Another study being carried out in Glasgow with the hope of reducing the use of animals is focusing on how to repair damage to the central nervous system, which could help in the search for treatments for diseases like multiple sclerosis and repairing spinal cord injury.

Professor Sue Barnett and her team last year published research showing that cells in a petri dish can be used as a model for spinal cord injury without having to use animals.

She said treatments for complex spinal cord injuries would need to involve a combination of techniques including drugs and cell transplants to successfully treat them. But she said testing these combinations would normally require large numbers of animals in procedures which required special Home Office animal licences.

“We wanted to show that mixtures of central nervous system cells could be grown in petri dishes that could mimic spinal cord injuries,” Barnett said.

“What we saw was many features in the cells in the dish that are seen in animal models, including lack of nerve growth and the loss of the nerve’s insulating myelin sheath.

“We validated this model by adding drugs known to promote repair in animals and saw similar features.”

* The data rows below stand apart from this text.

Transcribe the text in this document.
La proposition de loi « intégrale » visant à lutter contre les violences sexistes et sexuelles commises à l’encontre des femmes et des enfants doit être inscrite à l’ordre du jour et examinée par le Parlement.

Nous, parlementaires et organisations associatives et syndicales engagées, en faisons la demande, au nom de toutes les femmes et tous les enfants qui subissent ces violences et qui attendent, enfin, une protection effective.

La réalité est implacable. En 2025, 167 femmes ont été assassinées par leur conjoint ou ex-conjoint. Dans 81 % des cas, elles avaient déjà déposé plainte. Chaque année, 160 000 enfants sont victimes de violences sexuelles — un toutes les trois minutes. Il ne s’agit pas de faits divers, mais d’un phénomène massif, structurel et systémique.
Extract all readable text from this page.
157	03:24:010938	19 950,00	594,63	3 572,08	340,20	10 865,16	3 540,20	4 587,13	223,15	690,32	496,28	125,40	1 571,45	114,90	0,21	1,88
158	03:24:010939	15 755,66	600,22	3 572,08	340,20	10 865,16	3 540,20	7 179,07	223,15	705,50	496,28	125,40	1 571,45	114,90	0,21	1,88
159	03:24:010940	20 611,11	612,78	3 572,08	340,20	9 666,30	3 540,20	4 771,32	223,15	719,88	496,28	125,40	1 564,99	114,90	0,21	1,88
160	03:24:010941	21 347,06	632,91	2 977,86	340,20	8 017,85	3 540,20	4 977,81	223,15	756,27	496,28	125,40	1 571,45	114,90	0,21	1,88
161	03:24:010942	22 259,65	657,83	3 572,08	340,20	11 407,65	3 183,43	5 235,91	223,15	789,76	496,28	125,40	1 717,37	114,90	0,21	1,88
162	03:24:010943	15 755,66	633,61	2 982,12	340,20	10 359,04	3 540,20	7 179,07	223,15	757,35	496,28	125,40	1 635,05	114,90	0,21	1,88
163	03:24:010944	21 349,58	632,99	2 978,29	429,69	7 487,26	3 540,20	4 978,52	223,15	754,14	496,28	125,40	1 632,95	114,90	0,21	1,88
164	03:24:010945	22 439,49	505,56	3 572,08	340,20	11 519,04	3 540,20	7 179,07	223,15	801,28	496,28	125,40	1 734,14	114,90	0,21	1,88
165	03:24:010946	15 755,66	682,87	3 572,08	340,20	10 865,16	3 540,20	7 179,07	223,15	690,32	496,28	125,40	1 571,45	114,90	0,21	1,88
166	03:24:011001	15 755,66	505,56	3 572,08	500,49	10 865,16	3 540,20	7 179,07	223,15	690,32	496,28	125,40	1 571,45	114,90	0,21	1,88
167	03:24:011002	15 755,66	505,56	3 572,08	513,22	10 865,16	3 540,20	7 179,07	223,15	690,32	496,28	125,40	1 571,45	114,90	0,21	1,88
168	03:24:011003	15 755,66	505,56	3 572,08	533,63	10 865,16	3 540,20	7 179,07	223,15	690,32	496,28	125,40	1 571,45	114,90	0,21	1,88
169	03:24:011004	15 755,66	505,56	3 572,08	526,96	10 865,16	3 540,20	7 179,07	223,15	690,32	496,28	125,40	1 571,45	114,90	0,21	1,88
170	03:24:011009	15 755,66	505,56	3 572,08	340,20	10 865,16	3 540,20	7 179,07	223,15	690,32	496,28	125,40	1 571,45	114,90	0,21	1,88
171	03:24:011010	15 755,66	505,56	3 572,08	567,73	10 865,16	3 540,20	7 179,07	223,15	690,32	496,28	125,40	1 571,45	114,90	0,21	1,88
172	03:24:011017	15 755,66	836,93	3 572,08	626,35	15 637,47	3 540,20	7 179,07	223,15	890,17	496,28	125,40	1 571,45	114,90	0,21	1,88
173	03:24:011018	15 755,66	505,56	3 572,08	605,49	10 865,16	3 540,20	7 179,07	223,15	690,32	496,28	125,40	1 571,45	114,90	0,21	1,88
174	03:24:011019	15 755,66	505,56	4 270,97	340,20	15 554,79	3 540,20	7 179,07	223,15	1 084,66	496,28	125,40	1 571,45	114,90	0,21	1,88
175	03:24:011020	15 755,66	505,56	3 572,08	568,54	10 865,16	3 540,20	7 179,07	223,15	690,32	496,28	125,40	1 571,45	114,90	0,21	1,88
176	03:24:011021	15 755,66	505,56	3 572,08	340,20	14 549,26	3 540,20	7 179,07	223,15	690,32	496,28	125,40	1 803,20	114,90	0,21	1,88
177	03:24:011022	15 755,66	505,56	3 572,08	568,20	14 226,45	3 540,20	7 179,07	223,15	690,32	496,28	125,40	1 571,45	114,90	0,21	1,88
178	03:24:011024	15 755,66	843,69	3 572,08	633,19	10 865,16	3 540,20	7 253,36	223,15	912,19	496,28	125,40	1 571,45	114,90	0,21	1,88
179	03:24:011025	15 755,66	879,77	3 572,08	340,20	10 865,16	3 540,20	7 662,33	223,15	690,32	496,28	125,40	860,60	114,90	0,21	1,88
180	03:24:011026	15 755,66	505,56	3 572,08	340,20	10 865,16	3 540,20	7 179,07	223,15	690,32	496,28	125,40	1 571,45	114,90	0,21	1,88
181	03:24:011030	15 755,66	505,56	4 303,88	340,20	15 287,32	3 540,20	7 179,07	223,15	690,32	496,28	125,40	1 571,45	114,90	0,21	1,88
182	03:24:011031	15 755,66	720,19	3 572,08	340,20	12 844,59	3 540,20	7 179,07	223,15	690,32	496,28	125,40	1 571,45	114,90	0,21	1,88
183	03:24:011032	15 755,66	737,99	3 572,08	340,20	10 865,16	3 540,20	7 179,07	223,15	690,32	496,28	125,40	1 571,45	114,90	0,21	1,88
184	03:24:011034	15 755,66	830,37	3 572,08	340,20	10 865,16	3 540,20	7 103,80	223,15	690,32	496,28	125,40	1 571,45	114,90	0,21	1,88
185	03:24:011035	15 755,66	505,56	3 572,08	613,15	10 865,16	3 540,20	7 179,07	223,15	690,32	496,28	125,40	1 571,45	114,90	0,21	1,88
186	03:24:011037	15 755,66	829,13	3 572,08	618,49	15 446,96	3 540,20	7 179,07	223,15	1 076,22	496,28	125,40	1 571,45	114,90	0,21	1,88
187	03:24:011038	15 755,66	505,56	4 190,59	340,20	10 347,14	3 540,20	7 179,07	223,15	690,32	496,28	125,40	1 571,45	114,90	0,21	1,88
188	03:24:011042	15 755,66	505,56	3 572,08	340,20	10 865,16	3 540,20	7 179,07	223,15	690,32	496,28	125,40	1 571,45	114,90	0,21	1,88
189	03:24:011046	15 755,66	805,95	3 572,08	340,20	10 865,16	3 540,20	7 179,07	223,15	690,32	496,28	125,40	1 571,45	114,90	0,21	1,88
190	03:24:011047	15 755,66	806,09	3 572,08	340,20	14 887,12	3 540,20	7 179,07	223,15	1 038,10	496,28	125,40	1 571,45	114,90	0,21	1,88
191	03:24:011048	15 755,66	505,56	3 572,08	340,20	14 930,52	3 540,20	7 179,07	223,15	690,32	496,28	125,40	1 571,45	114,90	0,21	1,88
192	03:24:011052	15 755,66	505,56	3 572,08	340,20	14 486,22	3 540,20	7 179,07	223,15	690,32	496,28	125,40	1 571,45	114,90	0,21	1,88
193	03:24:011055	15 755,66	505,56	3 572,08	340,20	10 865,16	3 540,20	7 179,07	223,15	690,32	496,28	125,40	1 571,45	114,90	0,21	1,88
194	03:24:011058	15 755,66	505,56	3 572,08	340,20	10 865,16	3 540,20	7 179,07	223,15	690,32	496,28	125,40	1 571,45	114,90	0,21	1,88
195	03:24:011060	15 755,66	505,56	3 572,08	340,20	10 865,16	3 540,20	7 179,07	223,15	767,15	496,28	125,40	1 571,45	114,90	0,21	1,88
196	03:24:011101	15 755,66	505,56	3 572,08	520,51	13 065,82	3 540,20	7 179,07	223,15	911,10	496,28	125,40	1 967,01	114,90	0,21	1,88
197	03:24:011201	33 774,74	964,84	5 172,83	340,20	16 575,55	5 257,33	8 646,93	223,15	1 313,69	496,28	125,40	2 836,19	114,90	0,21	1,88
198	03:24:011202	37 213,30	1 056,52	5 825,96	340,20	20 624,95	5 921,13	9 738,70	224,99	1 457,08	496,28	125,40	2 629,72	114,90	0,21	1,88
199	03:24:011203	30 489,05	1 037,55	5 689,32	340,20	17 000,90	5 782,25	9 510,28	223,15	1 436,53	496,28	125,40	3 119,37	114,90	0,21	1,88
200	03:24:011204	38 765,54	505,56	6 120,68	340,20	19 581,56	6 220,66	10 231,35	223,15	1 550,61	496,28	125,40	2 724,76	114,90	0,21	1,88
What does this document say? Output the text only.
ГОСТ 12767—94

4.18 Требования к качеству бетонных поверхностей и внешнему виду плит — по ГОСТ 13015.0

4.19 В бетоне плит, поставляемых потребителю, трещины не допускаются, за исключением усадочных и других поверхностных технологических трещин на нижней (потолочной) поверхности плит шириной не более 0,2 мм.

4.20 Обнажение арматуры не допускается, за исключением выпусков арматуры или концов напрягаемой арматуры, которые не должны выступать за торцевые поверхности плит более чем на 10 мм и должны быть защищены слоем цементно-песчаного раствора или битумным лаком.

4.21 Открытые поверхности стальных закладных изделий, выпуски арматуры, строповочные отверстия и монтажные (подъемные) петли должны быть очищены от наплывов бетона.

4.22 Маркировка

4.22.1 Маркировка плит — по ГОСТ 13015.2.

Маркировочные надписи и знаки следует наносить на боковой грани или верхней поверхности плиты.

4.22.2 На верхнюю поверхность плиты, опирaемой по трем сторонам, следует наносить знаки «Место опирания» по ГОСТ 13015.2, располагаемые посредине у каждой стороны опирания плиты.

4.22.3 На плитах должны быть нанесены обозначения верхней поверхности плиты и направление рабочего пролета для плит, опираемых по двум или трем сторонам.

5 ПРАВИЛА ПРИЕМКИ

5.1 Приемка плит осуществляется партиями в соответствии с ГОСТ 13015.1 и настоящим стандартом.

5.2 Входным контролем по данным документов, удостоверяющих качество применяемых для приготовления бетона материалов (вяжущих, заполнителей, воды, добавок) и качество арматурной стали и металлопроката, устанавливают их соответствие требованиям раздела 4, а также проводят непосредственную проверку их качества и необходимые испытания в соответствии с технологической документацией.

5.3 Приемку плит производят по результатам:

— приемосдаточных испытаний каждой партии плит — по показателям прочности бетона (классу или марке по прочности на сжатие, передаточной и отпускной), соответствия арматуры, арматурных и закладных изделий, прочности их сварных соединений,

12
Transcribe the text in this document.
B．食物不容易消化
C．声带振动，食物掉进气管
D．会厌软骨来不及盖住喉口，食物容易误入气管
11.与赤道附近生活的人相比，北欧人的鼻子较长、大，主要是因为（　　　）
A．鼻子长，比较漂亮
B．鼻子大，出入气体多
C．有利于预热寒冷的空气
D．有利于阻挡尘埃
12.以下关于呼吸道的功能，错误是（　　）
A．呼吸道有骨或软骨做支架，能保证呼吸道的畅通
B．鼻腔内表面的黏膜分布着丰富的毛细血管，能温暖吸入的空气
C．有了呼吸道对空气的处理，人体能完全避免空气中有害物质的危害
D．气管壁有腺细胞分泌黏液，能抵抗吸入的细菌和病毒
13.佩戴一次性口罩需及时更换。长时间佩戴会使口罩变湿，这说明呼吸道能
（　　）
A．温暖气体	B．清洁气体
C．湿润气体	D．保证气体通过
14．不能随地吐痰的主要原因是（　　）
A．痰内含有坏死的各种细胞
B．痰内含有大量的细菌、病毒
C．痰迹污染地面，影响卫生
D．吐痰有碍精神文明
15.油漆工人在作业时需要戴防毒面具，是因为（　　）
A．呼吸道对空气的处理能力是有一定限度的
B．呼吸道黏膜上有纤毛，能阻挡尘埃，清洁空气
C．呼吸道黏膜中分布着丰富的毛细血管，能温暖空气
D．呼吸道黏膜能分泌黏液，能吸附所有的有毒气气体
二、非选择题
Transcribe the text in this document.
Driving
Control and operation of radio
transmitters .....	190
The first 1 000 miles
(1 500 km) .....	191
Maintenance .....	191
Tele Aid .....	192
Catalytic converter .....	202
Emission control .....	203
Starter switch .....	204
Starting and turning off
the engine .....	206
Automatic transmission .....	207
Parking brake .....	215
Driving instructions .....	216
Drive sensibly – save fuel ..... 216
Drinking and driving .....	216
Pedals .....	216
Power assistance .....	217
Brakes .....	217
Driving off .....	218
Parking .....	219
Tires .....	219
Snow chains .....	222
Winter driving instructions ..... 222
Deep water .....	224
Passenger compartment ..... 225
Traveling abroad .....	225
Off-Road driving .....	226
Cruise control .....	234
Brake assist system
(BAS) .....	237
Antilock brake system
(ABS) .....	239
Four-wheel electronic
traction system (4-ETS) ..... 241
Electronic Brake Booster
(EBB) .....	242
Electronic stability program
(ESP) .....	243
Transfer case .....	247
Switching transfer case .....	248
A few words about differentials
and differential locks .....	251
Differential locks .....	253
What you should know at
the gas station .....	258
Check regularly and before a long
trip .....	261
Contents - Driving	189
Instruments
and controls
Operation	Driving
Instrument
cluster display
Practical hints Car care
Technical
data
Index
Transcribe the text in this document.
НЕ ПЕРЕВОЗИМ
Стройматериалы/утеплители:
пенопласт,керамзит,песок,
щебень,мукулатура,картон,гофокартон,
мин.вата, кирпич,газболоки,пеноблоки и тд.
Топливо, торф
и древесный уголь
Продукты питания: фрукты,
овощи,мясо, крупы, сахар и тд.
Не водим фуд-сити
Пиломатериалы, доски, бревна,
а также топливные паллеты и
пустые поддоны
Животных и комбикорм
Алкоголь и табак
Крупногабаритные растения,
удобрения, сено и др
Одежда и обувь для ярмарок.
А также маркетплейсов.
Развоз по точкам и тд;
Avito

Libby Anderson, from the Edinburgh-based animal protection group One Kind, welcomed the move, saying: “Animal testing has led medical research down many blind alleys over the years, and caused untold animal suffering.

“This makes it hugely encouraging to see the increased use of human cells to replace animals. Stem cells must give a more accurate model for testing drugs and modelling the development of disease, and they can be reproduced in the laboratory to provide a supply of identical material.

“As the range of alternatives increases it becomes more and more difficult to justify using animals and this is a very welcome development.”

Dr Vicky Robinson, chief executive of the NC3Rs, said the centre prioritised funding projects that it felt had the greatest potential to minimise the use of animals and improve animal welfare in scientific research.

“There are several interesting projects going on in Scotland at the moment, which promise real 3Rs benefits,” she said. “Since 2005 we’ve committed over £5.3m to Scottish research organisations for 3Rs research.”